Government Launches 8th Round of Bidding for 10 Oil and Gas Blocks
Written by Sanjay Kumar
- Deadline extended for OALP bids to boost investment.
- OALP Round-VIII expands exploration acreage significantly.
- Government measures promote investment in the E&P sector.
In a bid to encourage greater participation and investment in the exploration and production (E&P) sector of the country, the Central government has announced an extension of the submission deadline for the Open Acreage Licensing Programme (OALP) Round-VIII.
This extension aims to provide interested parties with more time to prepare and submit their bids for the 10 blocks available for international competitive bidding. The government’s decision reflects its commitment to attracting increased interest and investment in India’s E&P sector.
Recently, the Ministry of Petroleum and Natural Gas (MoP&NG) launched the OALP Bid Round-VIII, offering 10 blocks for exploration and production activities. To facilitate the bidding process, the government has extended the deadline for bid submission to July 5, 2023, at 12:00 hours. This extension is expected to encourage more companies to participate and foster competition in the bidding process.
The successful allocation of the OALP Round-VIII Blocks will expand the exploration area by a significant 34,364.53 square kilometers, resulting in a cumulative exploration acreage of 242,055 square kilometers under OALP. This expansion will create additional opportunities for oil and gas exploration and production activities in the country.

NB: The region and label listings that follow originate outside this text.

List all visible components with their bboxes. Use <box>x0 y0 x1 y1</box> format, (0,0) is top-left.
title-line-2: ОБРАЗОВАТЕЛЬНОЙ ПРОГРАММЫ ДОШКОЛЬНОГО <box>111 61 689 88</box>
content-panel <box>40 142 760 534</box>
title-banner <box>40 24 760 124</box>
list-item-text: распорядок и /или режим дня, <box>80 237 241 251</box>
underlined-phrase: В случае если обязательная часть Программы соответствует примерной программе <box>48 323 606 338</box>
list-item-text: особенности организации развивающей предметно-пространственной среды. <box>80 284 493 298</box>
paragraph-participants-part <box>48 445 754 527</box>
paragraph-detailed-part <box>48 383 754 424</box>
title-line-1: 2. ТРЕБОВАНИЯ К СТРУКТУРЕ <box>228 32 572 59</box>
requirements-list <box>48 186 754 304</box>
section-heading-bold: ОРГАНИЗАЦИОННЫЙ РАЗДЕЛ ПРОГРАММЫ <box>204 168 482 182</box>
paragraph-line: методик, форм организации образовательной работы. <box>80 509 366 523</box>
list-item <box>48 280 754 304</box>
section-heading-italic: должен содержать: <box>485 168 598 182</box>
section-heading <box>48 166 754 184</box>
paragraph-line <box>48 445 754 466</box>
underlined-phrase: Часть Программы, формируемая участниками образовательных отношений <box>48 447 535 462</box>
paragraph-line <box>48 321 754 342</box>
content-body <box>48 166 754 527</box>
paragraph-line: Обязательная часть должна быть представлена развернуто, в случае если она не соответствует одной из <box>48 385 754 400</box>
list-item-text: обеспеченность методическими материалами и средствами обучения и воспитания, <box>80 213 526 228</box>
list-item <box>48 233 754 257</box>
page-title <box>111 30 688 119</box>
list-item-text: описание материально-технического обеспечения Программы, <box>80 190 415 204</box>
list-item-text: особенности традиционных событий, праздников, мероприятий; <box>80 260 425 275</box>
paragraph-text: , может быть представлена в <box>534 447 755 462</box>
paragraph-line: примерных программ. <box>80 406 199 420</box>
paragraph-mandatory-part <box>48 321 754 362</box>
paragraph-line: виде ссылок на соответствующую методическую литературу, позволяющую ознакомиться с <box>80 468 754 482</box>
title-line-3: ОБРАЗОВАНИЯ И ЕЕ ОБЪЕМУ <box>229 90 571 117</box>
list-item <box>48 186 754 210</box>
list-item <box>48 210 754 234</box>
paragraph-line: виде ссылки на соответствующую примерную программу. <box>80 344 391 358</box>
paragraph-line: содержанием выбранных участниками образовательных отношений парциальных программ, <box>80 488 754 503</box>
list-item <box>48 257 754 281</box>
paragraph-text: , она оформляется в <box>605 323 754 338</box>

The OALP is part of the government’s broader strategy to attract investment and enhance domestic oil and gas production. The Hydrocarbon Exploration and Licensing Policy (HELP), introduced in 2016, established a transparent and investor-friendly framework for the E&P sector. To date, seven rounds of OALP have been successfully concluded, resulting in the allocation of 134 E&P blocks across 19 sedimentary basins, covering an area of 207,691 square kilometers.
The government has taken various measures in recent years to promote investment in the sector. These initiatives include a significant reduction of “No-Go” areas in the Indian offshore by 99%, simplification of procedures for carving out open acreage blocks and providing flexibility in drilling commitments. Additionally, modifications have been made to the contractual framework, evaluation criteria, and bidding terms to improve the ease of doing business and attract more investment.
Interested bidders are encouraged to carefully review the revised terms and conditions, which are available on the Directorate General of Hydrocarbons (DGH) website and the dedicated e-bidding portal. The government has provided comprehensive information on the changes in the contractual framework, including larger acreage areas, flexible work programs, and extended stabilization periods to incentivize early monetization of discoveries.